なぜ、自分だけ生き残ったのか?NHKスペシャル『ドラマ 星影のワルツ』

■作:峰尾賢人、大石みちこ VFX:進威志 演出:川上剛

東日本大震災で発生した大津波にのまれ、一緒にいた妻(なぜか菊池桃子!)を喪い、自宅の屋根の破片にしがみついて3日間福島沖で漂流した後、海保に救出された男(遠藤憲一)の実話をドラマ化したもの。漂流中には、福島第一原発の水素爆発を目撃する。。。

■ハリウッド映画ではたまにあったりする素材だけど、日本でこんなのドラマ化できるのはNHKくらい。映画にするには地味すぎるから。しかも漂流シーンはかなりの部分を海上ロケによっていて、スタッフもキャストも船酔いが大変だったと思う。当然ながらVFXもあり、津波のシーンもNHKなのでかなりのクオリティ。よく作ったなあと、それだけで素朴に感心する。

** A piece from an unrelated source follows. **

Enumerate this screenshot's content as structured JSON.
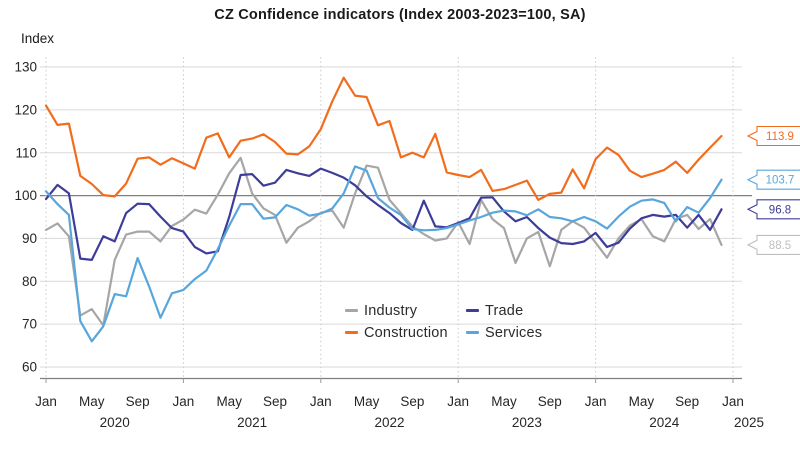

■主人公は何度も挫けそうになりながら、渇きに耐えかねて小水を口にまでしながら、生きようとする。妻は津波に流されたのに、何の因果か生き残ってしまった自分の運命を呪いながら、それでも生きていこうとする姿にテーマは集約されている。シンプルだけど、強いドラマ。

■なんで生きているのかは誰も教えてくれないけど、生きている限り、生き続けるしかない。生にしがみつき、生きようとするしかない。生きたいと強く願いながら、死んでいったもの、死に追いやられたものがたくさんいるからだ。それが人生というのものなのだ。